Another bonus is that they have no calories – so, for example, chocolate mint can be used in recipes in place of chocolate, allowing you to enjoy the flavour even though you are watching your calorie intake.
Now is the time to look through the gardening magazines to get some ideas. If you are a beginner, or someone who could use a bit of help, I have listed some of the more common kitchen herbs below, with a couple of not so common additions.
Check out our list of potted herbs available for 2016 and start planning. If you have any questions please feel free to email us at firstname.lastname@example.org.
FAVOURITE KITCHEN GARDEN HERBS
Basil – many varieties available. Start with sweet basil and once you become familiar with it experiment with the many other varieties. Try fresh basil on a bagel with fresh, local tomatoes, add it to an omelet, salad, pizza and more.
Sweet marjoram – this is an herb that is often ignored because people don’t know how to use it. Add it to meat dishes, soups, breads, cheese dishes and more and it won’t take long for you to appreciate the flavour.
Parsley – curled, italian, plain, root are a few of the varieties. Curled is probably the most popular although Italian is the one that chefs use in their cooking. Root parsley is exactly what is says – the root of the plant.
Rosemary – tender perennial in our zone so it will have to be brought inside over the winter. (I will have a blog in the fall on how to do that easily and painlessly). In the meantime us it in stews, with chicken, with vegetables or enjoy a cup of rosemary tea.

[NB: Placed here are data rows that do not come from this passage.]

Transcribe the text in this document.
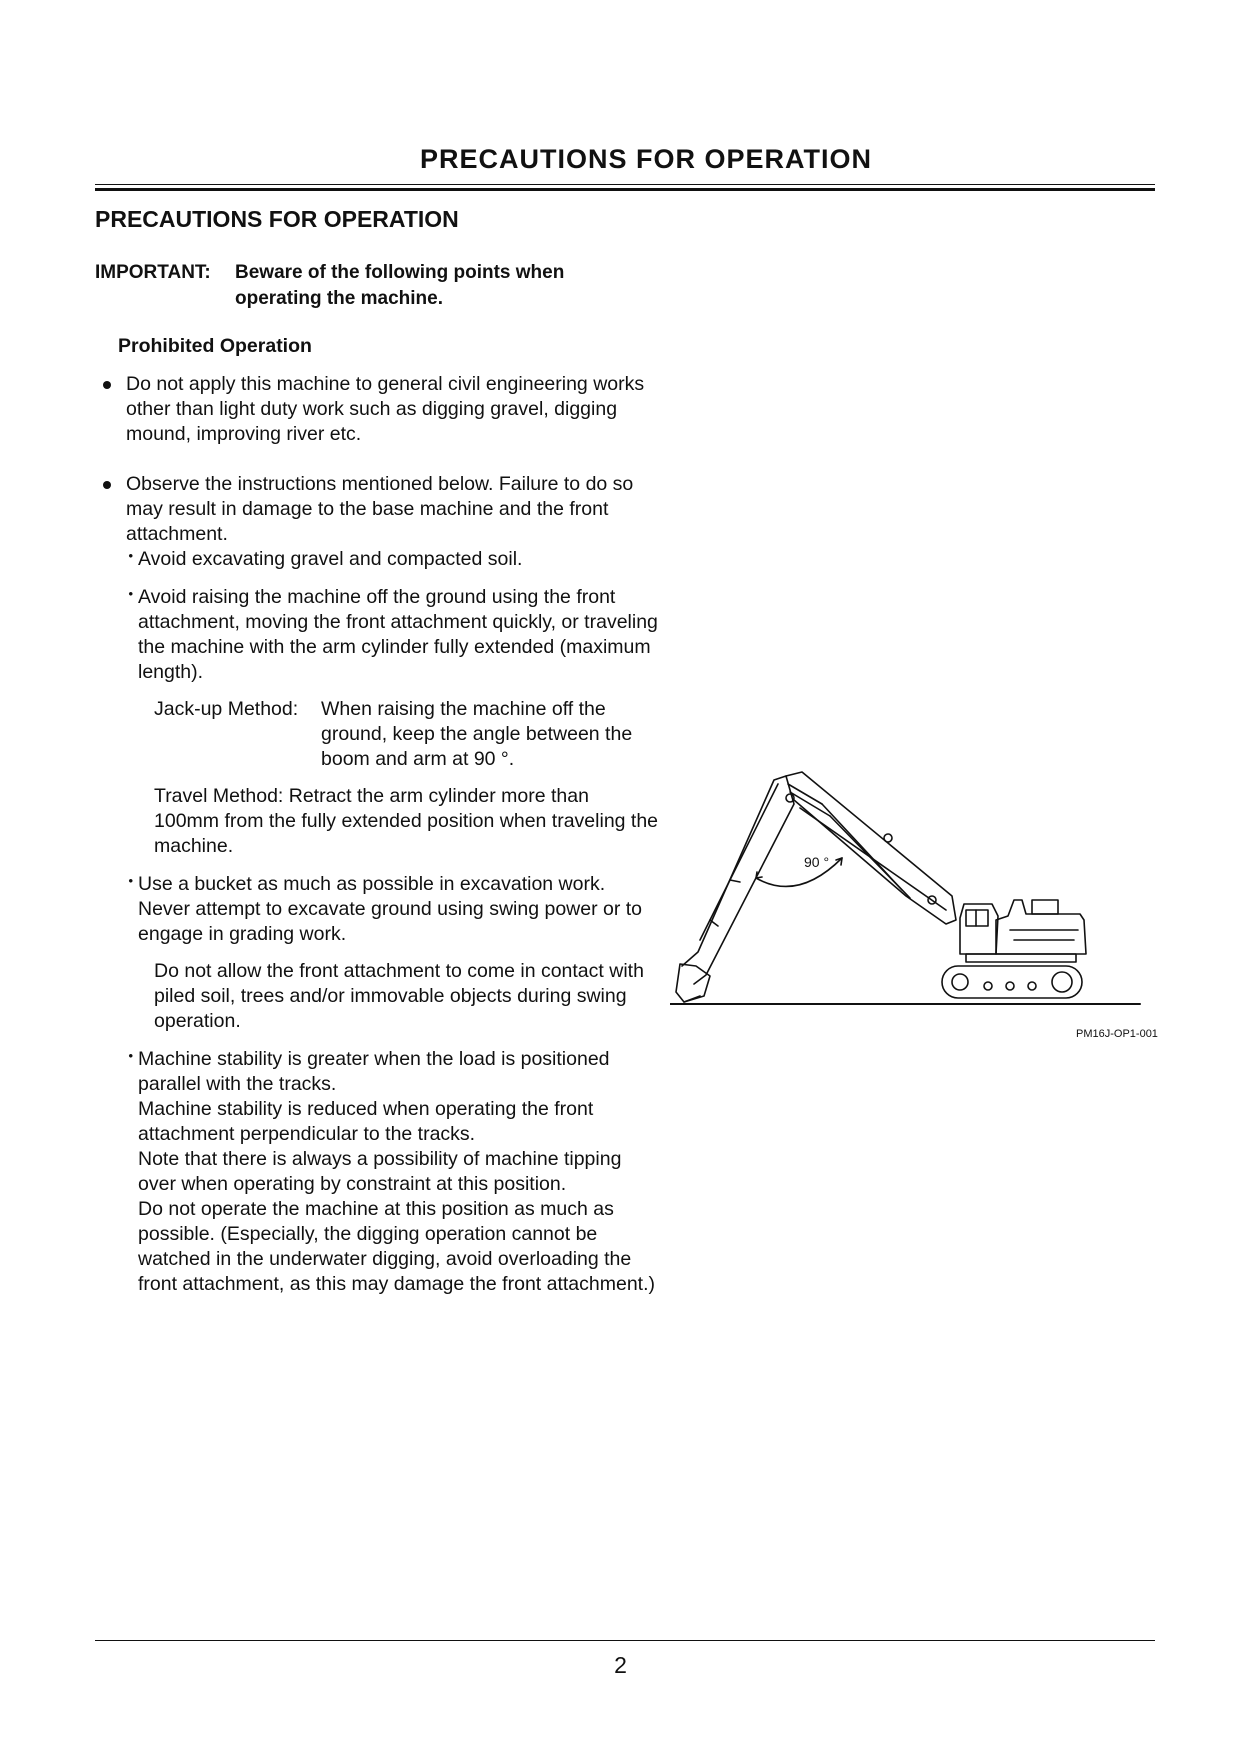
PRECAUTIONS FOR OPERATION
PRECAUTIONS FOR OPERATION
IMPORTANT: Beware of the following points when operating the machine.
Prohibited Operation
Do not apply this machine to general civil engineering works other than light duty work such as digging gravel, digging mound, improving river etc.
Observe the instructions mentioned below. Failure to do so may result in damage to the base machine and the front attachment.
・
Avoid excavating gravel and compacted soil.
・
Avoid raising the machine off the ground using the front attachment, moving the front attachment quickly, or traveling the machine with the arm cylinder fully extended (maximum length).
Jack-up Method: When raising the machine off the ground, keep the angle between the boom and arm at 90 °.
Travel Method: Retract the arm cylinder more than 100mm from the fully extended position when traveling the machine.
・
Use a bucket as much as possible in excavation work. Never attempt to excavate ground using swing power or to engage in grading work.
Do not allow the front attachment to come in contact with piled soil, trees and/or immovable objects during swing operation.
・
Machine stability is greater when the load is positioned parallel with the tracks.
Machine stability is reduced when operating the front attachment perpendicular to the tracks.
Note that there is always a possibility of machine tipping over when operating by constraint at this position.
Do not operate the machine at this position as much as possible. (Especially, the digging operation cannot be watched in the underwater digging, avoid overloading the front attachment, as this may damage the front attachment.)
90 °
PM16J-OP1-001
2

Sage – add colour with golden or purple sage. Garden sage is generally the most popular, used in stuffings and stews. If you have a sore throat drink a cup of sage tea and it will offer relief. Or pick a leaf and chew on it for even faster relief.
Chives – use the flowers in salads and the stem in anything. If you are cooking with dried herbs it is always beneficial to add at least one fresh herb to improve the flavour. Chives are perfect for this as they can be used in almost anything.
Thyme – a little bit goes a long way. Not everyone likes Thyme so take it slowly and make sure this is something you want to add to your cooking. A good way to experiment is to add a bit to something familiar, like cream cheese and sample it.